Does income play a role in mental health?

It appears so. Almost 3 in 4 people living in the lowest household income bracket reported having experienced a mental health problem. 6 out of every 10 people in the highest income bracket reported that they had suffered from mental illness.

A massive 85% of people who are out of work have experienced mental ill health. This is compared to two thirds of people in work, and a little over half of people who are retired.

Which conditions are most prevalent?

More than 4 in 10 people say they have experienced depression at some point. Over a quarter of people report that they have experienced panic attacks.

How many people say they have good mental health?

Only 13% of respondents reported that they had good mental health.

What can we do?

There has been a lot of talk about making mental health as much of a priority as physical health.
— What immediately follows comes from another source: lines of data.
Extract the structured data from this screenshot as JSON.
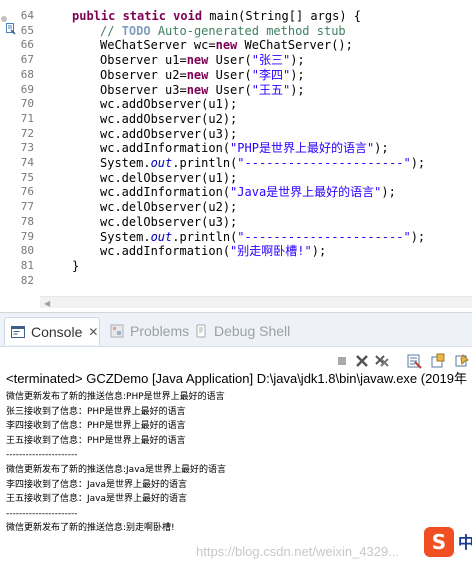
{
  "editor": {
    "line_numbers": [
      "64",
      "65",
      "66",
      "67",
      "68",
      "69",
      "70",
      "71",
      "72",
      "73",
      "74",
      "75",
      "76",
      "77",
      "78",
      "79",
      "80",
      "81",
      "82"
    ],
    "lines": [
      {
        "parts": [
          {
            "t": "public static void ",
            "c": "kw"
          },
          {
            "t": "main(String[] args) {",
            "c": ""
          }
        ]
      },
      {
        "parts": [
          {
            "t": "// ",
            "c": "cm"
          },
          {
            "t": "TODO",
            "c": "cm-tag"
          },
          {
            "t": " Auto-generated method stub",
            "c": "cm"
          }
        ]
      },
      {
        "parts": [
          {
            "t": "WeChatServer wc=",
            "c": ""
          },
          {
            "t": "new ",
            "c": "kw"
          },
          {
            "t": "WeChatServer();",
            "c": ""
          }
        ]
      },
      {
        "parts": [
          {
            "t": "Observer u1=",
            "c": ""
          },
          {
            "t": "new ",
            "c": "kw"
          },
          {
            "t": "User(",
            "c": ""
          },
          {
            "t": "\"张三\"",
            "c": "str"
          },
          {
            "t": ");",
            "c": ""
          }
        ]
      },
      {
        "parts": [
          {
            "t": "Observer u2=",
            "c": ""
          },
          {
            "t": "new ",
            "c": "kw"
          },
          {
            "t": "User(",
            "c": ""
          },
          {
            "t": "\"李四\"",
            "c": "str"
          },
          {
            "t": ");",
            "c": ""
          }
        ]
      },
      {
        "parts": [
          {
            "t": "Observer u3=",
            "c": ""
          },
          {
            "t": "new ",
            "c": "kw"
          },
          {
            "t": "User(",
            "c": ""
          },
          {
            "t": "\"王五\"",
            "c": "str"
          },
          {
            "t": ");",
            "c": ""
          }
        ]
      },
      {
        "parts": [
          {
            "t": "wc.addObserver(u1);",
            "c": ""
          }
        ]
      },
      {
        "parts": [
          {
            "t": "wc.addObserver(u2);",
            "c": ""
          }
        ]
      },
      {
        "parts": [
          {
            "t": "wc.addObserver(u3);",
            "c": ""
          }
        ]
      },
      {
        "parts": [
          {
            "t": "wc.addInformation(",
            "c": ""
          },
          {
            "t": "\"PHP是世界上最好的语言\"",
            "c": "str"
          },
          {
            "t": ");",
            "c": ""
          }
        ]
      },
      {
        "parts": [
          {
            "t": "System.",
            "c": ""
          },
          {
            "t": "out",
            "c": "fld"
          },
          {
            "t": ".println(",
            "c": ""
          },
          {
            "t": "\"----------------------\"",
            "c": "str"
          },
          {
            "t": ");",
            "c": ""
          }
        ]
      },
      {
        "parts": [
          {
            "t": "wc.delObserver(u1);",
            "c": ""
          }
        ]
      },
      {
        "parts": [
          {
            "t": "wc.addInformation(",
            "c": ""
          },
          {
            "t": "\"Java是世界上最好的语言\"",
            "c": "str"
          },
          {
            "t": ");",
            "c": ""
          }
        ]
      },
      {
        "parts": [
          {
            "t": "wc.delObserver(u2);",
            "c": ""
          }
        ]
      },
      {
        "parts": [
          {
            "t": "wc.delObserver(u3);",
            "c": ""
          }
        ]
      },
      {
        "parts": [
          {
            "t": "System.",
            "c": ""
          },
          {
            "t": "out",
            "c": "fld"
          },
          {
            "t": ".println(",
            "c": ""
          },
          {
            "t": "\"----------------------\"",
            "c": "str"
          },
          {
            "t": ");",
            "c": ""
          }
        ]
      },
      {
        "parts": [
          {
            "t": "wc.addInformation(",
            "c": ""
          },
          {
            "t": "\"别走啊卧槽!\"",
            "c": "str"
          },
          {
            "t": ");",
            "c": ""
          }
        ]
      },
      {
        "parts": [
          {
            "t": "}",
            "c": ""
          }
        ]
      },
      {
        "parts": []
      }
    ]
  },
  "tabs": {
    "console": "Console",
    "problems": "Problems",
    "debug_shell": "Debug Shell"
  },
  "console": {
    "status": "<terminated> GCZDemo [Java Application] D:\\java\\jdk1.8\\bin\\javaw.exe (2019年",
    "output": [
      "微信更新发布了新的推送信息:PHP是世界上最好的语言",
      "张三接收到了信息：PHP是世界上最好的语言",
      "李四接收到了信息：PHP是世界上最好的语言",
      "王五接收到了信息：PHP是世界上最好的语言",
      "----------------------",
      "微信更新发布了新的推送信息:Java是世界上最好的语言",
      "李四接收到了信息：Java是世界上最好的语言",
      "王五接收到了信息：Java是世界上最好的语言",
      "----------------------",
      "微信更新发布了新的推送信息:别走啊卧槽!"
    ]
  },
  "watermark": "https://blog.csdn.net/weixin_4329...",
  "sogou_label": "S",
  "sogou_zh": "中"
}
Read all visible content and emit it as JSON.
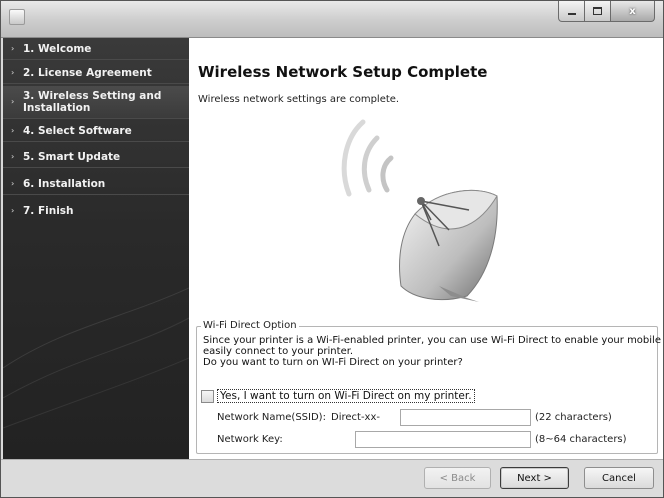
{
  "window": {
    "controls": {
      "minimize": "",
      "maximize": "",
      "close": "x"
    }
  },
  "sidebar": {
    "items": [
      {
        "label": "1. Welcome"
      },
      {
        "label": "2. License Agreement"
      },
      {
        "label": "3. Wireless Setting and Installation"
      },
      {
        "label": "4. Select Software"
      },
      {
        "label": "5. Smart Update"
      },
      {
        "label": "6. Installation"
      },
      {
        "label": "7. Finish"
      }
    ]
  },
  "main": {
    "title": "Wireless Network Setup Complete",
    "subtitle": "Wireless network settings are complete."
  },
  "wifi_direct": {
    "group_label": "Wi-Fi Direct Option",
    "desc_line1": "Since your printer is a Wi-Fi-enabled printer, you can use Wi-Fi Direct to enable your mobile device to",
    "desc_line2": "easily connect to your printer.",
    "desc_line3": "Do you want to turn on WI-Fi Direct on your printer?",
    "checkbox_label": "Yes, I want to turn on Wi-Fi Direct on my printer.",
    "checkbox_checked": false,
    "ssid_label": "Network Name(SSID):",
    "ssid_prefix": "Direct-xx-",
    "ssid_value": "",
    "ssid_hint": "(22 characters)",
    "key_label": "Network Key:",
    "key_value": "",
    "key_hint": "(8~64 characters)"
  },
  "buttons": {
    "back": "< Back",
    "next": "Next >",
    "cancel": "Cancel"
  }
}
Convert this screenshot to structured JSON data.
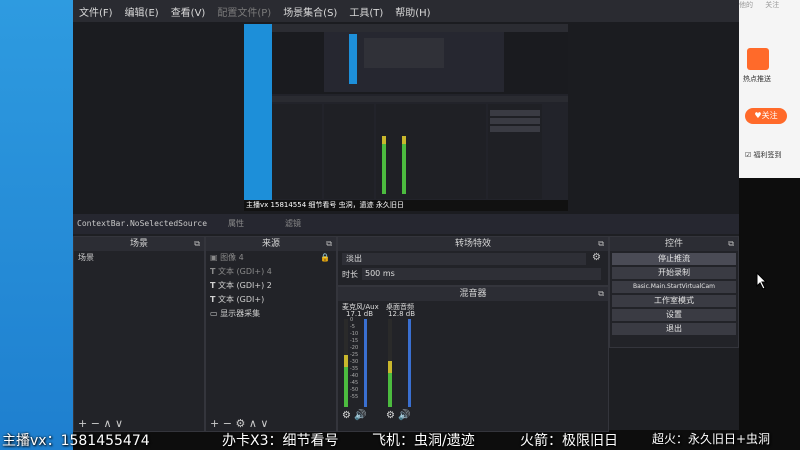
{
  "menu": [
    "文件(F)",
    "编辑(E)",
    "查看(V)",
    "配置文件(P)",
    "场景集合(S)",
    "工具(T)",
    "帮助(H)"
  ],
  "preview_text": {
    "streamer_label": "主播vx",
    "number": "15814554",
    "detail": "细节看号",
    "plane_fragment": "虫洞，遗迹",
    "rocket_fragment": "永久旧日"
  },
  "status_line": {
    "context": "ContextBar.NoSelectedSource",
    "props": "属性",
    "filters": "滤镜"
  },
  "docks": {
    "scenes": {
      "title": "场景",
      "items": [
        "场景"
      ]
    },
    "sources": {
      "title": "来源",
      "items": [
        {
          "name": "图像 4",
          "icon": "image-icon",
          "visible": false
        },
        {
          "name": "文本 (GDI+) 4",
          "icon": "text-icon",
          "visible": false
        },
        {
          "name": "文本 (GDI+) 2",
          "icon": "text-icon",
          "visible": true
        },
        {
          "name": "文本 (GDI+)",
          "icon": "text-icon",
          "visible": true
        },
        {
          "name": "显示器采集",
          "icon": "monitor-icon",
          "visible": true
        }
      ]
    },
    "transitions": {
      "title": "转场特效",
      "type": "淡出",
      "duration_label": "时长",
      "duration": "500 ms"
    },
    "mixer": {
      "title": "混音器",
      "channels": [
        {
          "name": "麦克风/Aux",
          "db": "17.1 dB",
          "level": 0.55
        },
        {
          "name": "桌面音频",
          "db": "12.8 dB",
          "level": 0.45
        }
      ],
      "scale": [
        "0",
        "-5",
        "-10",
        "-15",
        "-20",
        "-25",
        "-30",
        "-35",
        "-40",
        "-45",
        "-50",
        "-55",
        "-60"
      ]
    },
    "controls": {
      "title": "控件",
      "buttons": [
        "停止推流",
        "开始录制",
        "Basic.Main.StartVirtualCam",
        "工作室模式",
        "设置",
        "退出"
      ]
    }
  },
  "right_panel": {
    "top_items": [
      "他的",
      "关注"
    ],
    "hot_label": "热点推送",
    "follow_button": "关注",
    "benefit_label": "福利签到"
  },
  "caption": {
    "part1": "主播vx：1581455474",
    "part2": "办卡X3：细节看号",
    "part3": "飞机：虫洞/遗迹",
    "part4": "火箭：极限旧日",
    "part5": "超火：永久旧日+虫洞"
  },
  "colors": {
    "obs_bg": "#1e1f23",
    "dock_title": "#2c2d34",
    "meter_green": "#4cbb3f",
    "meter_yellow": "#c9b72d",
    "meter_red": "#c53b3b",
    "follow_orange": "#ff6a2a",
    "desktop_blue": "#2e9be0"
  }
}
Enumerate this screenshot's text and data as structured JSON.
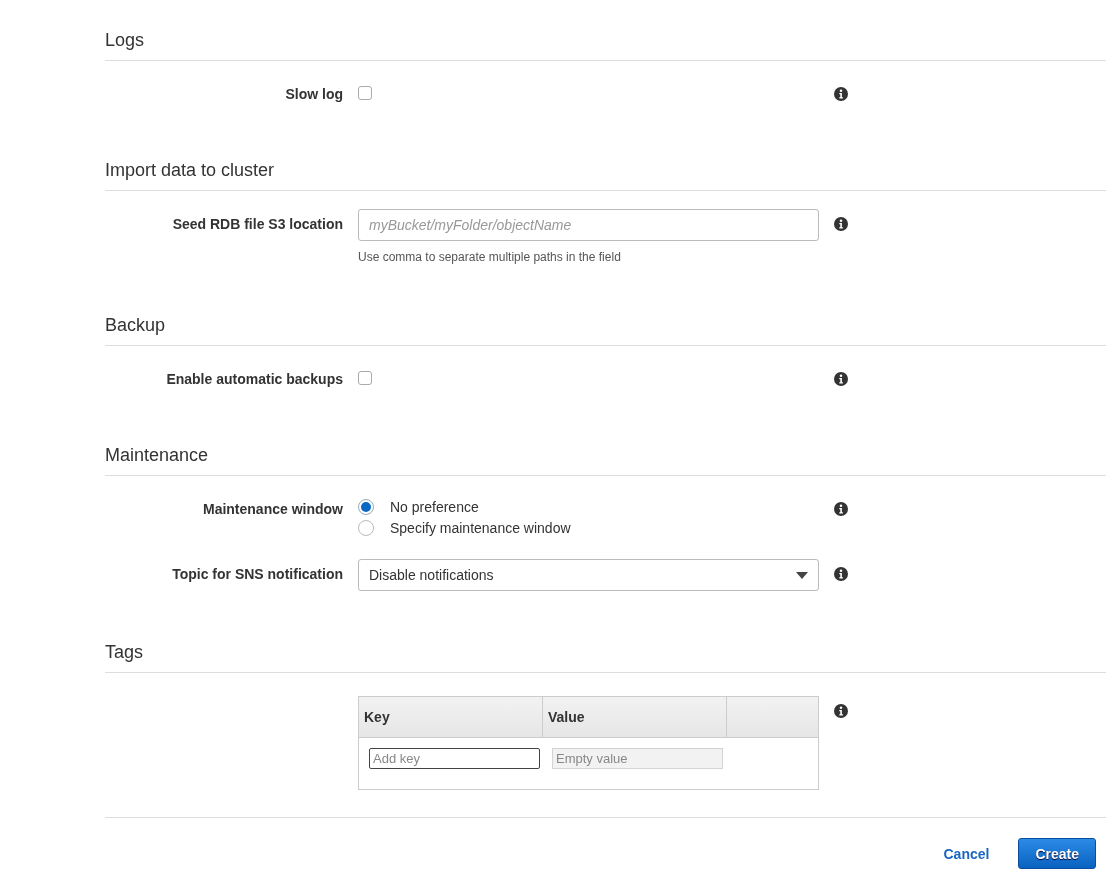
{
  "sections": [
    {
      "title": "Logs",
      "rows": [
        {
          "kind": "checkbox",
          "label": "Slow log",
          "checked": false
        }
      ]
    },
    {
      "title": "Import data to cluster",
      "rows": [
        {
          "kind": "text",
          "label": "Seed RDB file S3 location",
          "placeholder": "myBucket/myFolder/objectName",
          "hint": "Use comma to separate multiple paths in the field"
        }
      ]
    },
    {
      "title": "Backup",
      "rows": [
        {
          "kind": "checkbox",
          "label": "Enable automatic backups",
          "checked": false
        }
      ]
    },
    {
      "title": "Maintenance",
      "rows": [
        {
          "kind": "radio",
          "label": "Maintenance window",
          "options": [
            {
              "label": "No preference",
              "selected": true
            },
            {
              "label": "Specify maintenance window",
              "selected": false
            }
          ]
        },
        {
          "kind": "select",
          "label": "Topic for SNS notification",
          "value": "Disable notifications"
        }
      ]
    },
    {
      "title": "Tags",
      "rows": [
        {
          "kind": "tags",
          "columns": [
            "Key",
            "Value"
          ],
          "key_field": {
            "placeholder": "Add key",
            "focused": true
          },
          "value_field": {
            "placeholder": "Empty value",
            "disabled": true
          }
        }
      ]
    }
  ],
  "buttons": [
    {
      "label": "Cancel",
      "kind": "link"
    },
    {
      "label": "Create",
      "kind": "primary"
    }
  ]
}
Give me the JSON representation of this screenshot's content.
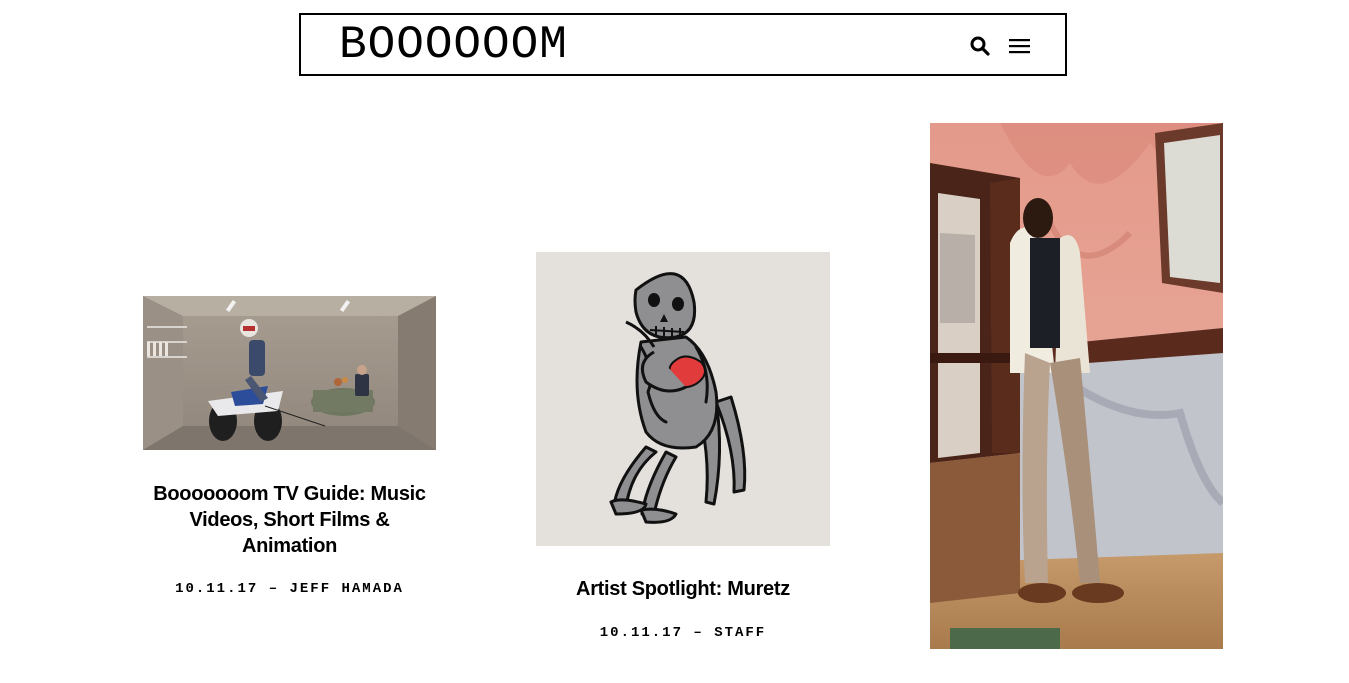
{
  "header": {
    "logo": "BOOOOOOM",
    "search_icon": "search-icon",
    "menu_icon": "hamburger-menu-icon"
  },
  "posts": [
    {
      "title": "Booooooom TV Guide: Music Videos, Short Films & Animation",
      "date": "10.11.17",
      "separator": "–",
      "author": "JEFF HAMADA"
    },
    {
      "title": "Artist Spotlight: Muretz",
      "date": "10.11.17",
      "separator": "–",
      "author": "STAFF"
    }
  ],
  "colors": {
    "text": "#000000",
    "background": "#ffffff",
    "bubble_red": "#e23b3b",
    "wall_pink": "#e9a18f"
  }
}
Sadly, the reality is that service provision is still lacking, and many people don’t have access to professional help.

The Mental Health Foundation has come up with a 5-point plan to address this. They hope it will go some way to bridging the gap between the provision for physical and mental health. Included is a call for mental health screening to become a part of standard health screening programmes. They want to see increased funding for mental health research. They want the focus to move from treatment of mental illness to prevention. Additionally, they plan to produce an annual report on the state of the nation’s mental health and to set up a commission specifically to look at the prevention of mental ill health.

The real state of the nation

Whatever the rhetoric, the truth is that the number of people who have good mental health is worryingly low. Much has been done to improve and maintain physical health, but what about the health of our minds? Physical and mental health are intertwined; one simply can’t exist without the other.